Sound velocity measurements of CaSiO3 perovskite to 133 GPa and implications for lowermost mantle seismic anomalies

We report the measurements of aggregate shear velocity (VS) of CaSiO3 perovskite (CaPv) at high pressure (P) between 32 and 133 GPa and room temperature (T) on the basis of Brillouin spectroscopy. The sample had a tetragonal perovskite structure throughout the experiments. The measured P–VS data show the shear modulus and its pressure derivative at ambient condition to be G0=115.8 GPa and G'=1.20, respectively.

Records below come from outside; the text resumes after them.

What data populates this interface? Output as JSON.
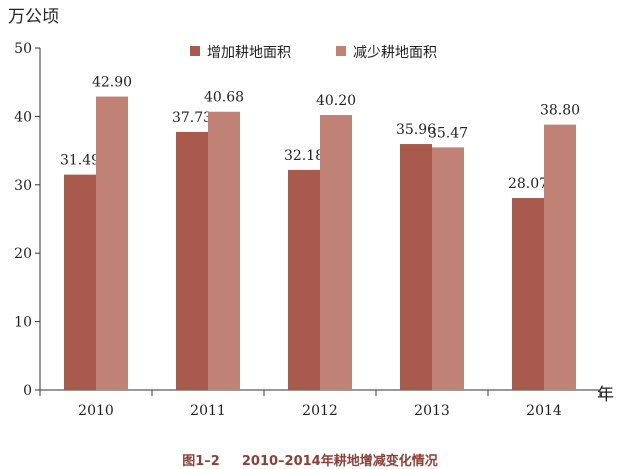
{
  "chart_data": {
    "type": "bar",
    "categories": [
      "2010",
      "2011",
      "2012",
      "2013",
      "2014"
    ],
    "series": [
      {
        "name": "增加耕地面积",
        "values": [
          31.49,
          37.73,
          32.18,
          35.96,
          28.07
        ],
        "color": "#a85a4c"
      },
      {
        "name": "减少耕地面积",
        "values": [
          42.9,
          40.68,
          40.2,
          35.47,
          38.8
        ],
        "color": "#c08274"
      }
    ],
    "ylabel": "万公顷",
    "xlabel": "年",
    "ylim": [
      0,
      50
    ],
    "yticks": [
      0,
      10,
      20,
      30,
      40,
      50
    ],
    "grid": false,
    "legend_position": "top-center",
    "data_labels": true
  },
  "caption": {
    "figure_number": "图1–2",
    "title": "2010–2014年耕地增减变化情况"
  }
}
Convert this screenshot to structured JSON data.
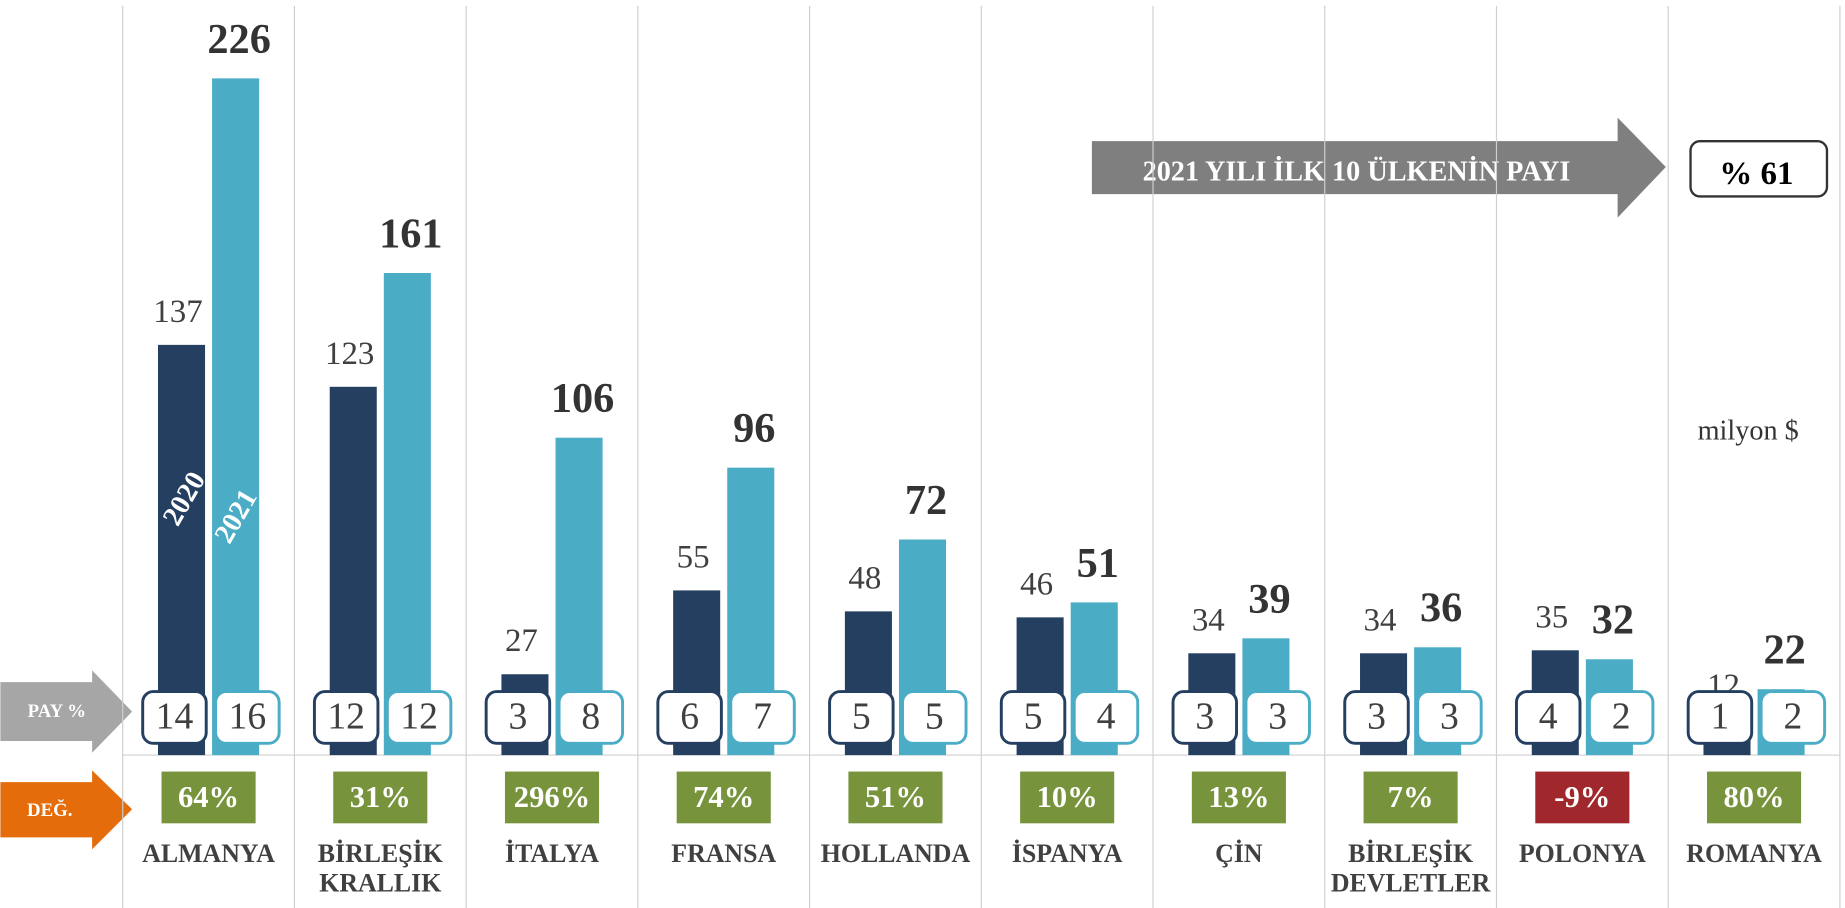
{
  "chart_data": {
    "type": "bar",
    "categories": [
      "ALMANYA",
      "BİRLEŞİK\nKRALLIK",
      "İTALYA",
      "FRANSA",
      "HOLLANDA",
      "İSPANYA",
      "ÇİN",
      "BİRLEŞİK\nDEVLETLER",
      "POLONYA",
      "ROMANYA"
    ],
    "series": [
      {
        "name": "2020",
        "color": "#243f60",
        "values": [
          137,
          123,
          27,
          55,
          48,
          46,
          34,
          34,
          35,
          12
        ],
        "share": [
          14,
          12,
          3,
          6,
          5,
          5,
          3,
          3,
          4,
          1
        ]
      },
      {
        "name": "2021",
        "color": "#4bacc6",
        "values": [
          226,
          161,
          106,
          96,
          72,
          51,
          39,
          36,
          32,
          22
        ],
        "share": [
          16,
          12,
          8,
          7,
          5,
          4,
          3,
          3,
          2,
          2
        ]
      }
    ],
    "change": {
      "values": [
        64,
        31,
        296,
        74,
        51,
        10,
        13,
        7,
        -9,
        80
      ],
      "value_labels": [
        "64%",
        "31%",
        "296%",
        "74%",
        "51%",
        "10%",
        "13%",
        "7%",
        "-9%",
        "80%"
      ],
      "color": "#77933c",
      "negative_color": "#a0282c"
    },
    "share_label": "PAY %",
    "change_label": "DEĞ.",
    "annotation": "2021 YILI İLK 10 ÜLKENİN PAYI",
    "annotation_value": "% 61",
    "unit": "milyon $",
    "ylim": [
      0,
      240
    ]
  }
}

The zero-pressure shear velocity is determined to be VS0=5.23 km/s, in good agreement with the previous estimate inferred from the ultrasonic measurements on Ca(Si,Ti)O3 perovskite at 1 bar. Our experimental results are broadly consistent with the earlier calculations on tetragonal CaPv but exhibit lower velocity at equivalent pressure. Such tetragonal CaPv is present in cold subducting slabs and possibly in wide areas of the lowermost mantle. While primitive mantle includes certain amount of CaPv, a depleted peridotite (former harzburgite) layer in subducted oceanic lithosphere is deficient in CaPv and enriched in ferropericlase in the lower mantle. Such harzburgite exhibits 0.9% faster VS and 0.7% slower bulk sound velocity (VΦ) at the lowermost mantle P–T conditions if CaPv is present in the tetragonal form in the surrounding mantle. The observed fast VS and slow VΦ anomalies in the D” layer underneath the circum-Pacific region might be attributed in large part in the presence of subducted harzburgitic materials.

► We first measured sound velocities of CaSiO3 perovskite (CaPv) to 133 GPa.
► They are much slower than those of the other lower mantle phases.
► The results are generally in good agreement with the previous calculations.
► Subducted harzburgite may explain fast shear and slow bulk sound velocities anomalies in D”.